# wheel lock out problem



## JoeZ (Nov 16, 2018)

I have an ancient Craftsman from 2001. The 11 HP 30"- Model536-881112


It came with a wheel lockout on the left wheel. The problem is that although it seems to be locked position - when I'm pushing a lot of snow and the machine is struggling to advance- I notice that the right wheel will start spinning due to the resistance of too much snow- but the left wheel isn't turning at all- which makes me think that the lock out is always not working. I'll notice that the "disc wheel" (as it's described in the parts section of the manual) is turning- but the wheel isn't engaging with it. But, when I'm not moving the machine, it sure looks like the lockout pin is in one of those holes. So, I'm concluding I'm never getting any traction from that wheel. So, somehow, the disc wheel isn't engaging with the wheel.

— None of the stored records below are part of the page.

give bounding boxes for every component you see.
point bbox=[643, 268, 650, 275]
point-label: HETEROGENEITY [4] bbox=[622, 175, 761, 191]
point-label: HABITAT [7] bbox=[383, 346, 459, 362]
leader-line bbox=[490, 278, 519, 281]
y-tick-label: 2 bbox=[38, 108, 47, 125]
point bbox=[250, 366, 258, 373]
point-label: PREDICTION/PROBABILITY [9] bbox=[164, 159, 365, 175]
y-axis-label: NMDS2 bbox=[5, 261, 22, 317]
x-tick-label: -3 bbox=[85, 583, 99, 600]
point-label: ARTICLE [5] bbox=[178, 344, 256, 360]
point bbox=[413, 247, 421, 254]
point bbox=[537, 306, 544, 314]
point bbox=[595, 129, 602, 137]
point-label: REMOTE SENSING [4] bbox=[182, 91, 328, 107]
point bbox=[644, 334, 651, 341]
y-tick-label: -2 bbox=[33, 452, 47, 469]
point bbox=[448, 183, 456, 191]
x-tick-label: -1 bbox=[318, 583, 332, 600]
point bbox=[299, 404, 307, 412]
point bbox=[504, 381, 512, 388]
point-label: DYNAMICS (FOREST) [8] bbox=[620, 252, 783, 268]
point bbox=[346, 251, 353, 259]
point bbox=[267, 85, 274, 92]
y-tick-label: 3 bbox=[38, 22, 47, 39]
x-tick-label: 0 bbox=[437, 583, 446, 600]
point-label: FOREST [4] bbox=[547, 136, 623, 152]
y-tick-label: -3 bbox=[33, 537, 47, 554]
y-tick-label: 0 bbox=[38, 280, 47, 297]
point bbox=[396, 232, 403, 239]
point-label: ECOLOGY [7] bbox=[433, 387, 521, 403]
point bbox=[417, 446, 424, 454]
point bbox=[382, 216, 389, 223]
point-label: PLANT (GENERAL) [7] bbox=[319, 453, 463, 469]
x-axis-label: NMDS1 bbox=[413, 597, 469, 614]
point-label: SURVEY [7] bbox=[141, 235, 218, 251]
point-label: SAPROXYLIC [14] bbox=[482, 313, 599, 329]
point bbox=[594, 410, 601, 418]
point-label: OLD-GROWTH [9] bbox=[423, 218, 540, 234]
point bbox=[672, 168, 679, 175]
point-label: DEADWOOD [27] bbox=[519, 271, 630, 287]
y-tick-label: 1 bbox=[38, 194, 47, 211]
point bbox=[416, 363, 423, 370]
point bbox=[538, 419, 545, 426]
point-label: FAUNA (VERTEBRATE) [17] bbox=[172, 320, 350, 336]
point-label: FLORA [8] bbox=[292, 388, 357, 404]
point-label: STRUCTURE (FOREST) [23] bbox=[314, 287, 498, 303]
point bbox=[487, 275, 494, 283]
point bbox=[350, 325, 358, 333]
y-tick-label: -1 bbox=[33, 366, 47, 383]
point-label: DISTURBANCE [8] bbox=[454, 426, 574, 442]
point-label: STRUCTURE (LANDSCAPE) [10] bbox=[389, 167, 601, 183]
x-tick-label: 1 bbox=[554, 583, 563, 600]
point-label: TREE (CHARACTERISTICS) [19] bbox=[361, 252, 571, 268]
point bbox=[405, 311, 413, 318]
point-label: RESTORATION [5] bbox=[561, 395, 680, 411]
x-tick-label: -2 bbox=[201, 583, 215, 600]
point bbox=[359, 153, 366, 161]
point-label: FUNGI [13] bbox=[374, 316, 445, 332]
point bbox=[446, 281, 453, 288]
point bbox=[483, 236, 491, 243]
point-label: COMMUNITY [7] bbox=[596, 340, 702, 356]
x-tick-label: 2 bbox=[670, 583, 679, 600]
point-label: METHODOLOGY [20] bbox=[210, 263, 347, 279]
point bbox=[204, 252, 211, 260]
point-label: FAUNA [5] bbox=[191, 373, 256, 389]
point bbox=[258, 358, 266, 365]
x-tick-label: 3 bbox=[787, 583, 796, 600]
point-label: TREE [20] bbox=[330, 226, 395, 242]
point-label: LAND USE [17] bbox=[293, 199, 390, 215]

I'm a mechanical idiot- always have been. I don't get mechanics.


I don't get how the disc wheel, when the lockout pin is in the locked position- make the wheel turn. Just by the pressure against the wheel?



So, here's a idiotic question- are both wheels supposed to have power? Or is it just that when the machine is pushing hard against too much snow - and the other wheel is spinning- the left wheel is supposed to not engage with the disc wheel? Is it supposed to slip?


Also, and maybe most significant, is it OK to removed the entire wheel lockout mechanism?



I would be thrilled if anyone here can enlighten me on this.


thanks,
Joe


----------



## Xilbus (Nov 30, 2018)

Hi Joe, I just joined the forum and I think I had the same issue as you. My left wheel was not locked in order to help turn the machine. But that gave me huge traction issues in snow. My right wheel would spin in butter and my left would just stand there. I fixed the issue by locking the left wheel on the shaft. If you turn your left wheel you will see a drilled hole. Place a pin in there and it will lock your left wheel for more traction


----------